Equipment and application areas:
The EB-PVD industrial equipment with hot cathode, EB-PVD industrial test equipment with hot cathode, and EB-PVD industrial equipment with cold cathode developed by our cooperative R&D unit can be used for aerospace products such as engine blades.

EB-PVD industrial equipment with hot cathode (annual production capacity for thermal barrier coatings on gas turbine blades: 15,000 to 30,000 pieces)

EB-PVD industrial equipment with cold cathode (annual production capacity for thermal barrier coatings on gas turbine blades: 60,000 to 120,000 pieces)

△ EB-PVD industrial equipment with hot cathode (Annual production capacity for thermal barrier coatings on gas turbine blades: 15,000 to 30,000 pieces)
△ EB-PVD industrial equipment with cold cathode (Annual production capacity for thermal barrier coatings on gas turbine blades: 60,000 to 120,000 pieces)
△ Gas engine blades 1) No coating; 2) Metal coating; 3) Double-layer metal/ceramic coating
The market places increasingly stringent demands on the efficiency of gas turbine engines used in the aerospace and power generation industries. This is driven by the need to reduce fossil fuel consumption and operating costs. The main means of improving turbine efficiency is to increase the operating temperature of the hot section of the engine turbine. The materials used must withstand higher temperatures as well as mechanical stress, corrosion, erosion and other severe operating conditions while providing the extended life required by the end user. In this field, coating processes have now made a significant contribution.

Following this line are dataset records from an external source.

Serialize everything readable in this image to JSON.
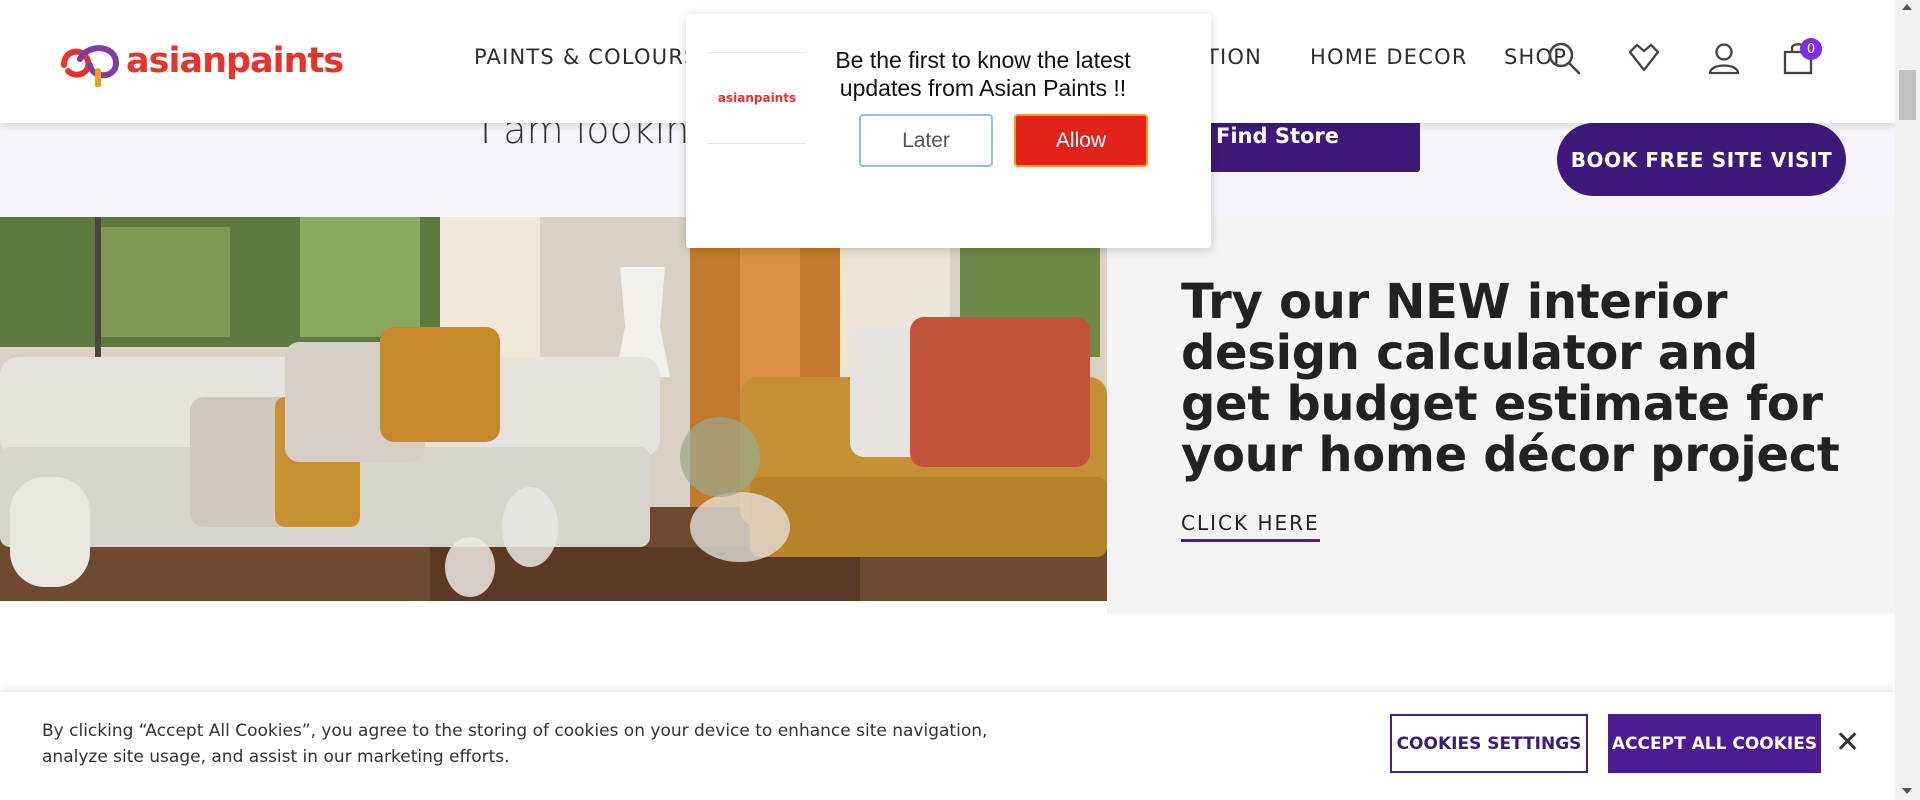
{
  "header": {
    "logo_text": "asianpaints",
    "nav": [
      "PAINTS & COLOURS",
      "TION",
      "HOME DECOR",
      "SHOP"
    ],
    "icons": [
      "search-icon",
      "wishlist-icon",
      "user-icon",
      "cart-icon"
    ],
    "cart_count": "0"
  },
  "search_strip": {
    "looking_text": "I am looking",
    "find_store_label": "Find Store",
    "book_visit_label": "BOOK FREE SITE VISIT"
  },
  "promo": {
    "title": "Try our NEW interior design calculator and get budget estimate for your home décor project",
    "cta": "CLICK HERE"
  },
  "notification_popup": {
    "logo_text": "asianpaints",
    "message": "Be the first to know the latest updates from Asian Paints !!",
    "later_label": "Later",
    "allow_label": "Allow"
  },
  "cookie_banner": {
    "text": "By clicking “Accept All Cookies”, you agree to the storing of cookies on your device to enhance site navigation, analyze site usage, and assist in our marketing efforts.",
    "settings_label": "COOKIES SETTINGS",
    "accept_label": "ACCEPT ALL COOKIES",
    "close_symbol": "✕"
  },
  "colors": {
    "brand_red": "#e8332b",
    "brand_purple": "#3d1a7a",
    "allow_red": "#e2231a"
  }
}
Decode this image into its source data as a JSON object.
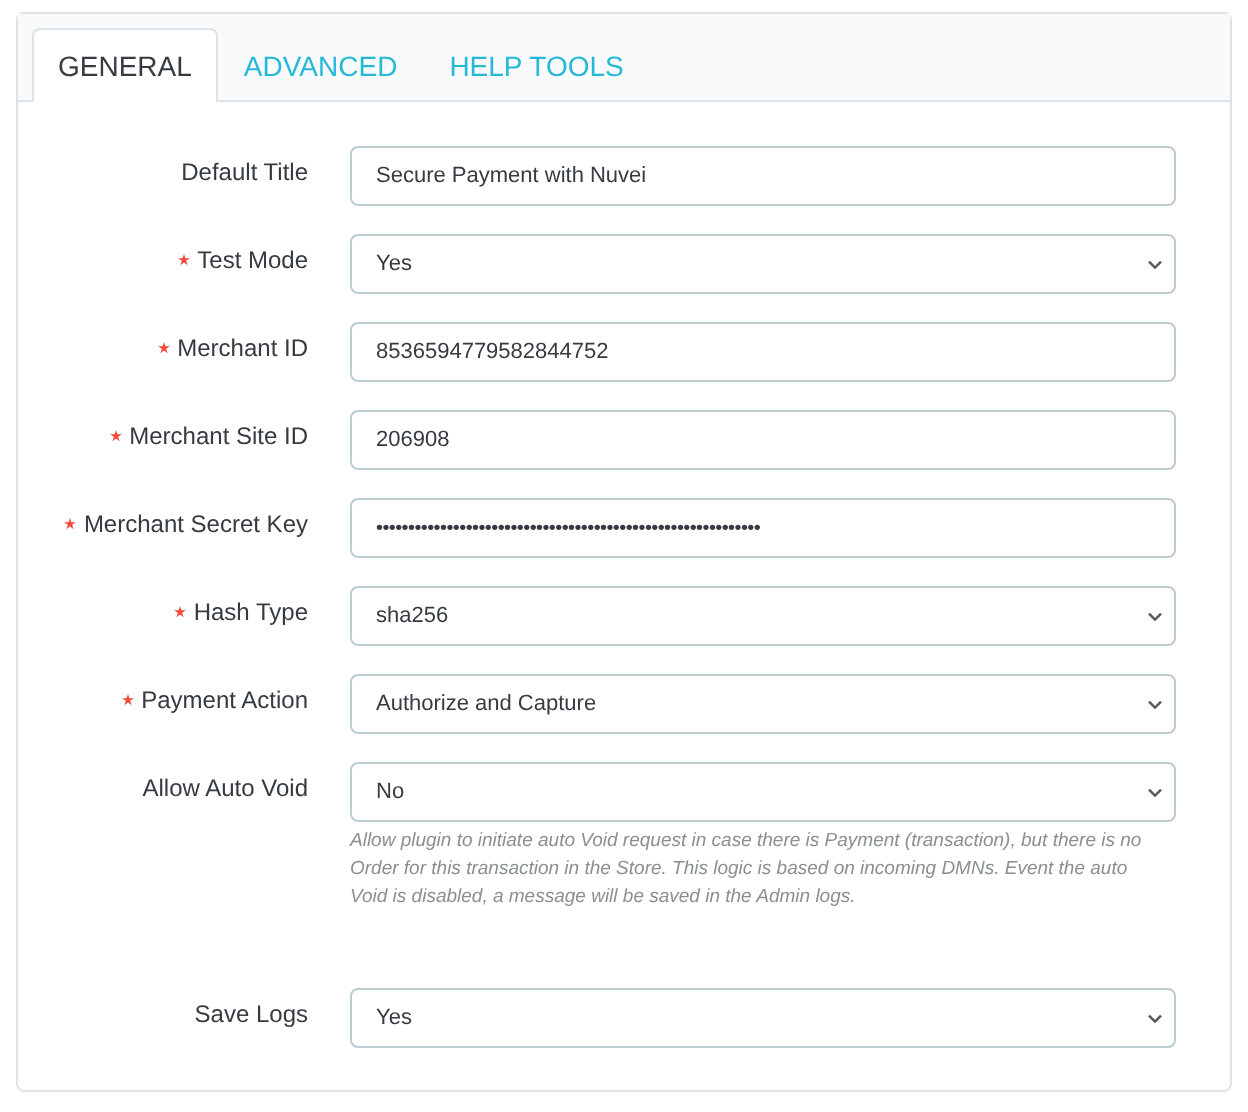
{
  "tabs": [
    {
      "label": "GENERAL",
      "selected": true
    },
    {
      "label": "ADVANCED",
      "selected": false
    },
    {
      "label": "HELP TOOLS",
      "selected": false
    }
  ],
  "fields": [
    {
      "label": "Default Title",
      "required": false,
      "kind": "text",
      "value": "Secure Payment with Nuvei"
    },
    {
      "label": "Test Mode",
      "required": true,
      "kind": "select",
      "value": "Yes"
    },
    {
      "label": "Merchant ID",
      "required": true,
      "kind": "text",
      "value": "8536594779582844752"
    },
    {
      "label": "Merchant Site ID",
      "required": true,
      "kind": "text",
      "value": "206908"
    },
    {
      "label": "Merchant Secret Key",
      "required": true,
      "kind": "password",
      "value": "••••••••••••••••••••••••••••••••••••••••••••••••••••••••••••"
    },
    {
      "label": "Hash Type",
      "required": true,
      "kind": "select",
      "value": "sha256"
    },
    {
      "label": "Payment Action",
      "required": true,
      "kind": "select",
      "value": "Authorize and Capture"
    },
    {
      "label": "Allow Auto Void",
      "required": false,
      "kind": "select",
      "value": "No",
      "help": "Allow plugin to initiate auto Void request in case there is Payment (transaction), but there is no Order for this transaction in the Store. This logic is based on incoming DMNs. Event the auto Void is disabled, a message will be saved in the Admin logs."
    },
    {
      "label": "Save Logs",
      "required": false,
      "kind": "select",
      "value": "Yes"
    }
  ]
}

The mass production EB-PVD system of our cooperative R&D unit is equipped with a central coating chamber containing two electron beam guns and a zirconium oxide ceramic reservoir, which will allow the coating process to be performed over several days. The EB will produce a uniform vapor cloud, where the part can be rotated, tilted or both simultaneously to match the part geometry and the specified coating thickness distribution requirements.

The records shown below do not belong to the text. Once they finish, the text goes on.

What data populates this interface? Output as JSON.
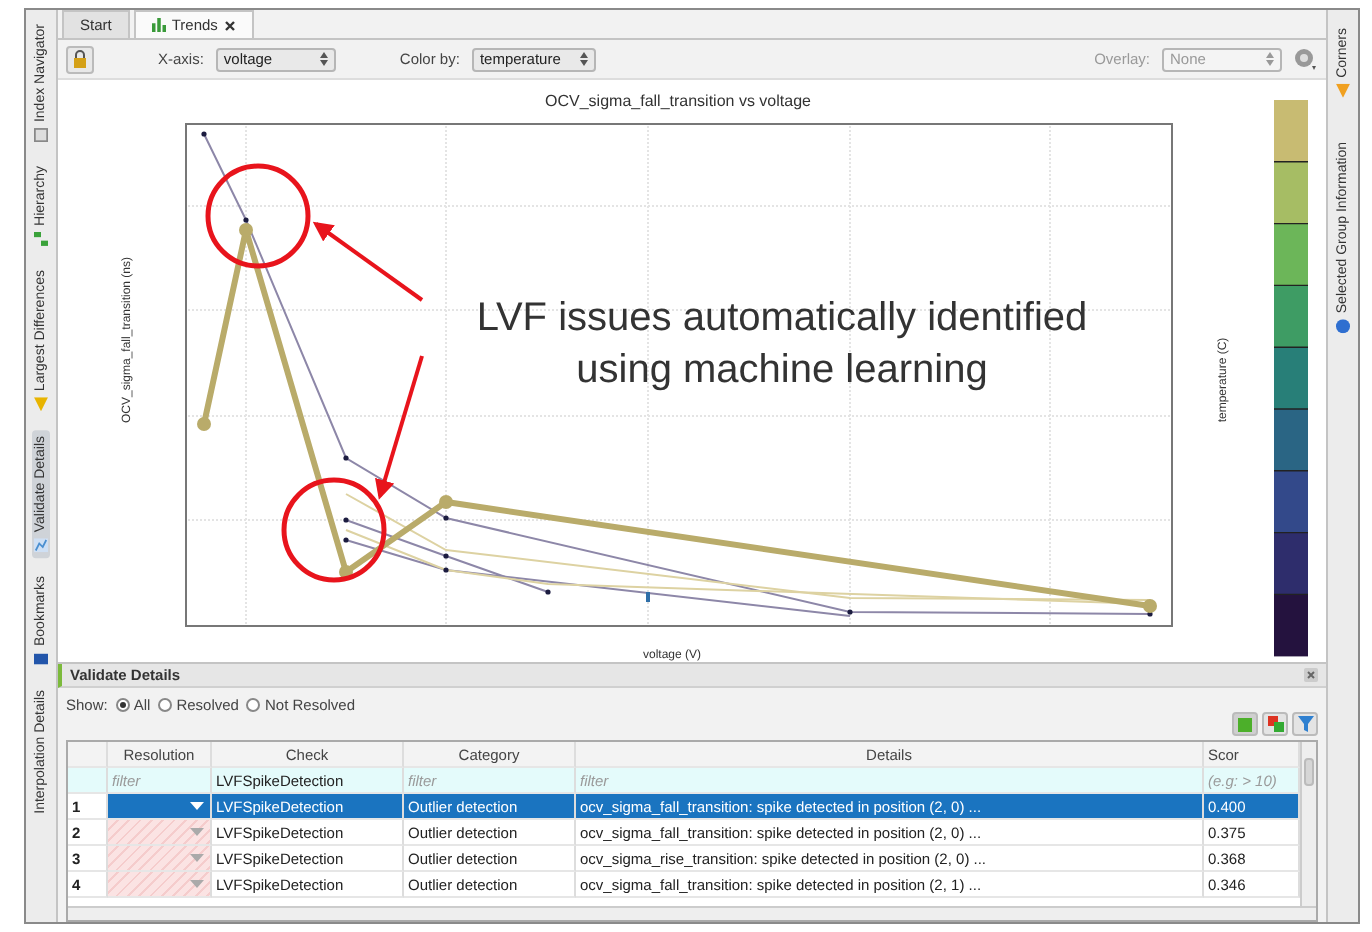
{
  "left_panel_tabs": [
    {
      "label": "Index Navigator",
      "selected": false
    },
    {
      "label": "Hierarchy",
      "selected": false
    },
    {
      "label": "Largest Differences",
      "selected": false
    },
    {
      "label": "Validate Details",
      "selected": true
    },
    {
      "label": "Bookmarks",
      "selected": false
    },
    {
      "label": "Interpolation Details",
      "selected": false
    }
  ],
  "right_panel_tabs": [
    {
      "label": "Corners"
    },
    {
      "label": "Selected Group Information"
    }
  ],
  "tabs": [
    {
      "label": "Start",
      "selected": false,
      "closable": false
    },
    {
      "label": "Trends",
      "selected": true,
      "closable": true
    }
  ],
  "toolbar": {
    "x_axis": {
      "label": "X-axis:",
      "value": "voltage"
    },
    "color_by": {
      "label": "Color by:",
      "value": "temperature"
    },
    "overlay": {
      "label": "Overlay:",
      "value": "None",
      "disabled": true
    }
  },
  "chart": {
    "title": "OCV_sigma_fall_transition vs voltage",
    "ylabel": "OCV_sigma_fall_transition (ns)",
    "xlabel": "voltage (V)",
    "colorbar_label": "temperature (C)",
    "annotation": [
      "LVF issues automatically identified",
      "using machine learning"
    ]
  },
  "details_panel": {
    "title": "Validate Details",
    "show_label": "Show:",
    "show_options": [
      {
        "label": "All",
        "selected": true
      },
      {
        "label": "Resolved",
        "selected": false
      },
      {
        "label": "Not Resolved",
        "selected": false
      }
    ],
    "columns": [
      "Resolution",
      "Check",
      "Category",
      "Details",
      "Scor"
    ],
    "filter_row": [
      "filter",
      "LVFSpikeDetection",
      "filter",
      "filter",
      "(e.g: > 10)"
    ],
    "rows": [
      {
        "number": "1",
        "check": "LVFSpikeDetection",
        "category": "Outlier detection",
        "details": "ocv_sigma_fall_transition: spike detected in position (2, 0) ...",
        "score": "0.400",
        "selected": true
      },
      {
        "number": "2",
        "check": "LVFSpikeDetection",
        "category": "Outlier detection",
        "details": "ocv_sigma_fall_transition: spike detected in position (2, 0) ...",
        "score": "0.375",
        "selected": false
      },
      {
        "number": "3",
        "check": "LVFSpikeDetection",
        "category": "Outlier detection",
        "details": "ocv_sigma_rise_transition: spike detected in position (2, 0) ...",
        "score": "0.368",
        "selected": false
      },
      {
        "number": "4",
        "check": "LVFSpikeDetection",
        "category": "Outlier detection",
        "details": "ocv_sigma_fall_transition: spike detected in position (2, 1) ...",
        "score": "0.346",
        "selected": false
      }
    ]
  }
}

Two-layer coating systems, such as CMAS protection and low-k applications, can be achieved with the integrated ingot translator, which allows the deposition of two different materials in one coating run. High-performance electron beam evaporation of metals and ceramics. Bonding, diffusion and thermal barrier coatings can be produced in a step-by-step process with high deposition rates.
The EB-PVD process will produce a thermal barrier coating with controlled thickness distribution, excellent dendritic structure, strong anchoring and smooth surface properties. The TBC coating will absorb high thermal stresses and increase the turbine operating temperature, thus achieving the expected benefits of reduced fuel consumption, increased efficiency and longer turbine life.
The basic design includes a coating chamber, a heating chamber and a loading/unloading chamber. The modular design allows further expansion: for example: a coating machine can be converted to 2 feeders. Our cooperative R&D unit provides more than 50 years of experience and dozens of references for coating system blades and guide vanes. The coating machine with 4 feeders enables continuous batch production of turbine components with high output and efficiency.